Below is an example of capturing ALS data (IR and Dark can use this as a template).

uint16_t get_ALS(){
	uint8_t x=0;
		x=ReadStatus();
		if(x==3|| x==7 || x==6 || x==8){
	uint8_t buffer[2];
	uint16_t DATA=0;
	buffer[0]=read_register(DATA3L);
	buffer[1]=read_register(DATA3H);
	   DATA= buffer[1];
	   DATA = DATA << 8;
	   DATA += buffer[0];
	   return DATA;}
else if(x==4)
	{printf("data not ready\n\r");
	return 0;}
}

ALS and IR Calibration

Therefore, you can refer to examples from other manufacturers in the following table to construct a linear relationship between Lux and IR (there is no standard answer for this part).
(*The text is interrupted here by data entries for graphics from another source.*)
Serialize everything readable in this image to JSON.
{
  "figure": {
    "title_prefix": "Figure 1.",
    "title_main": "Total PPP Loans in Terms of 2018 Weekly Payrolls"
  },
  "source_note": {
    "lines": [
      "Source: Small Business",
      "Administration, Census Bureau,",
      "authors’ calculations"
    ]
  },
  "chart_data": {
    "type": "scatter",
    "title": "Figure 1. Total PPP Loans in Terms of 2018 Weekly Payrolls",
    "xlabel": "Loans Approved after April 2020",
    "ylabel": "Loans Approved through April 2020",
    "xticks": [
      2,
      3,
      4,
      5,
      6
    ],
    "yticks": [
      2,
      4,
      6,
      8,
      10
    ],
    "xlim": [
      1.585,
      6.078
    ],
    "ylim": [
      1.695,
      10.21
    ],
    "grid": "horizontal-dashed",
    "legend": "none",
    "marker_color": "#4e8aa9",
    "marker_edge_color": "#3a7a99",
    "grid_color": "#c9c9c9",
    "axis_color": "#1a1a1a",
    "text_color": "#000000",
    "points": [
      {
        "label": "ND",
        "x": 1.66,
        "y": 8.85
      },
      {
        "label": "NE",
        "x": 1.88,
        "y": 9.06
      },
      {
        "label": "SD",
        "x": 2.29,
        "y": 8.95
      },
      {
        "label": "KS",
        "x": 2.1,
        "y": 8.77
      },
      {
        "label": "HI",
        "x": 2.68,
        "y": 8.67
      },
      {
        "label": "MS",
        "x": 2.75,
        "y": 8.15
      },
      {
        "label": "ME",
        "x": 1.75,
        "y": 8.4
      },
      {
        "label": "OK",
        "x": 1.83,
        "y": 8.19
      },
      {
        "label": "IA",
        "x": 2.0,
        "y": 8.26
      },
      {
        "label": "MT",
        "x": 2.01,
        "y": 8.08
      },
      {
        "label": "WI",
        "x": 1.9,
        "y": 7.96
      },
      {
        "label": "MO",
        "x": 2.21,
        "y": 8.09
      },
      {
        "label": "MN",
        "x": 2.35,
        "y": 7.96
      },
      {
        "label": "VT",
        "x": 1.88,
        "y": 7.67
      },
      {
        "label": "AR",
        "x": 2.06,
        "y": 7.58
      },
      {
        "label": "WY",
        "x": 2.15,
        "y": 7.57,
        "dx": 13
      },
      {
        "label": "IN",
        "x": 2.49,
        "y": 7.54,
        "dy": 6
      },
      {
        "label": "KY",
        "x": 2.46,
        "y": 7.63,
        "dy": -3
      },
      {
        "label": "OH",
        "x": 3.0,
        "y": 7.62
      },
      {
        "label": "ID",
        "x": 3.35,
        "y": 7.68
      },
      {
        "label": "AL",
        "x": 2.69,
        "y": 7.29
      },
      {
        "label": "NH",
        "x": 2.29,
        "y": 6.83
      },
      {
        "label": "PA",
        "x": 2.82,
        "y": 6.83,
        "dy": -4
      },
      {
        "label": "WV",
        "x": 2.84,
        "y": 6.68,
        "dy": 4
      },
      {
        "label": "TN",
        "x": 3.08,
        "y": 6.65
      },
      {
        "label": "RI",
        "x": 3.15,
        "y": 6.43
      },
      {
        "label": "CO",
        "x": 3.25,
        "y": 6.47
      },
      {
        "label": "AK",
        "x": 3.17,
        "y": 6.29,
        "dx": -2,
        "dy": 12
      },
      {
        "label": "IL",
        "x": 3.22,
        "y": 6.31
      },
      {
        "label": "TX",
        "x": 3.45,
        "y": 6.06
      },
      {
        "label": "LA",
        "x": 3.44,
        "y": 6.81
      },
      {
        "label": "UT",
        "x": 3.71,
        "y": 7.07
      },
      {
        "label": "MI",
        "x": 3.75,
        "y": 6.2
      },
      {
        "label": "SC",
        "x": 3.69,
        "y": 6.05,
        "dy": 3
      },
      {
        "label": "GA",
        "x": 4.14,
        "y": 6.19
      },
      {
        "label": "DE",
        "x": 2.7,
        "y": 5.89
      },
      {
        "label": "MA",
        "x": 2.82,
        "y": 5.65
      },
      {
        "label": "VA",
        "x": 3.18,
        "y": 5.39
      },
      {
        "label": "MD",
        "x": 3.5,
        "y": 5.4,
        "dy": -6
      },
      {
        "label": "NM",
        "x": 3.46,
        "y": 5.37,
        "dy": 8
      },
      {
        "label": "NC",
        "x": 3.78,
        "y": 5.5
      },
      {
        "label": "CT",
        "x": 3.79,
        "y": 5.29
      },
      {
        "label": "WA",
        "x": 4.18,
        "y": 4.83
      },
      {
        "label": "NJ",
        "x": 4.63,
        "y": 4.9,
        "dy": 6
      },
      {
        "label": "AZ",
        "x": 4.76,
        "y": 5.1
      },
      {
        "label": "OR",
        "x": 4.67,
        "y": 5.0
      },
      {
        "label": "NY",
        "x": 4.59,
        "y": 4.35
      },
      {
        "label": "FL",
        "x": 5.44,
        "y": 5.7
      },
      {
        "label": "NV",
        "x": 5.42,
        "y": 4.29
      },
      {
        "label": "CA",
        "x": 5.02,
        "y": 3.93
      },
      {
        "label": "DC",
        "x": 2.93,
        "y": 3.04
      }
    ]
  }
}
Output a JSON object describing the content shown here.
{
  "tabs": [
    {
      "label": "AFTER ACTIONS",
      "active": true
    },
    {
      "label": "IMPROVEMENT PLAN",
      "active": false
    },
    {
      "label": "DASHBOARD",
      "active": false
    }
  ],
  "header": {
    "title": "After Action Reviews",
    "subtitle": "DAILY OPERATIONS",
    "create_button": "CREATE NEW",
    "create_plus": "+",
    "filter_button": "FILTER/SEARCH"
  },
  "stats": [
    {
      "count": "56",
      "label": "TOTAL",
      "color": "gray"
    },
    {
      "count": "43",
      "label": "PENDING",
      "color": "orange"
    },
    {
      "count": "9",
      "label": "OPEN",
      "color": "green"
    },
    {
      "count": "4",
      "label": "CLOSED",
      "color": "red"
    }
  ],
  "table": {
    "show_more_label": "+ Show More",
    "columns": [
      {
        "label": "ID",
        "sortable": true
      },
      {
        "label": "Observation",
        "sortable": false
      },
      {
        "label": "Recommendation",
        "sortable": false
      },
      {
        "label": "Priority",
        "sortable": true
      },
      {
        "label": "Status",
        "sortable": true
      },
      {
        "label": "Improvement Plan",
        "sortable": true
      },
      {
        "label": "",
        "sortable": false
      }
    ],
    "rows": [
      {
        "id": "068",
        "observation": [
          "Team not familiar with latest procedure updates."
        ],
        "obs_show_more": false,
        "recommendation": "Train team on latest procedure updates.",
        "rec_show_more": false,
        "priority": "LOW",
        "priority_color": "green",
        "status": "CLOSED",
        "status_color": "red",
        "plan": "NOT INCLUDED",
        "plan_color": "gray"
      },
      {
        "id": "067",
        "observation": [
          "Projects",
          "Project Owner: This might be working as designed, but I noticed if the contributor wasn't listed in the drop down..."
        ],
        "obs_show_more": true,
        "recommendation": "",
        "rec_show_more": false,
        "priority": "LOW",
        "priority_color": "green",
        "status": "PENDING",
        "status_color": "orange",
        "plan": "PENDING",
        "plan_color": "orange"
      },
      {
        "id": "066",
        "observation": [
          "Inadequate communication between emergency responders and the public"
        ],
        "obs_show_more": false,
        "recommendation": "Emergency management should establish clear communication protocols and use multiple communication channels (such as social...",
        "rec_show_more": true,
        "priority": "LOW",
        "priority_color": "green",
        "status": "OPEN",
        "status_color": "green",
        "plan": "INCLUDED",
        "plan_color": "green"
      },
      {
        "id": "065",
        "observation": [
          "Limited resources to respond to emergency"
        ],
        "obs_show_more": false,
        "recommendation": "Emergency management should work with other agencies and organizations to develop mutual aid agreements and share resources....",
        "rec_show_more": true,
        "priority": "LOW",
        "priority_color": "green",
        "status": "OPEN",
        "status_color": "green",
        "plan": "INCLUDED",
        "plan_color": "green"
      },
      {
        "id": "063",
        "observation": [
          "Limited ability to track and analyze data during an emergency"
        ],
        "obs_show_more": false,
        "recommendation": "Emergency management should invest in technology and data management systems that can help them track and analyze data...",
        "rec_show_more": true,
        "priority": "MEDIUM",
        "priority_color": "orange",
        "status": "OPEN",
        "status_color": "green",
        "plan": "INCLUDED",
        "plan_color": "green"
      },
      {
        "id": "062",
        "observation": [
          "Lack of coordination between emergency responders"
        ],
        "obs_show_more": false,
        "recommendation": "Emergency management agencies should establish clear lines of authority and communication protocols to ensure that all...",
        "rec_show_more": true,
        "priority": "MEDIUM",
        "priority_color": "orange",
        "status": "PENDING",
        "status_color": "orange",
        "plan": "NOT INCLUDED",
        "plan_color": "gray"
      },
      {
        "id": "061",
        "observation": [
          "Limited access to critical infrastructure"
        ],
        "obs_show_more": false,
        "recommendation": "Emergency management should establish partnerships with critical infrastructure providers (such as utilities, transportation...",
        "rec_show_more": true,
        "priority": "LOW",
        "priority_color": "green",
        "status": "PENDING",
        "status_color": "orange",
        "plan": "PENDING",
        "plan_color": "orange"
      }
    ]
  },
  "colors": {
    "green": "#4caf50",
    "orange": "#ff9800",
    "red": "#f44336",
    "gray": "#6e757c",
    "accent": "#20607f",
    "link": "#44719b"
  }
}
This is my method for reference.

Reference for calibration process

• Measure outdoor Lux meter under 50Klux sunlight and calculate the values of Ev and Ee (using the formula above) for SFH5721.
• Repeat step one in different areas to obtain at least 5 data samples.
• Using the 2D formula Z=aY+bX+C, where Z represents the meter value, Y represents Ev, and X represents Ee, refer to the table above.
• After establishing the standard formula table, the actual Lux value can be immediately obtained when obtaining ALS and IR Count values.
• Note that the Dark value is used separately in a dark room or temperature calibration to measure and reset it to zero.

Refer

• DFRobot_TCS3430
• Inter-Integrated Circuit(I2C)

I highly recommend the h-file coding of DFRobot_TCS3430 here, which can effectively distinguish the areas to be stored temporarily. The I2C read and write operations can refer to the coding method discussed in previous articles.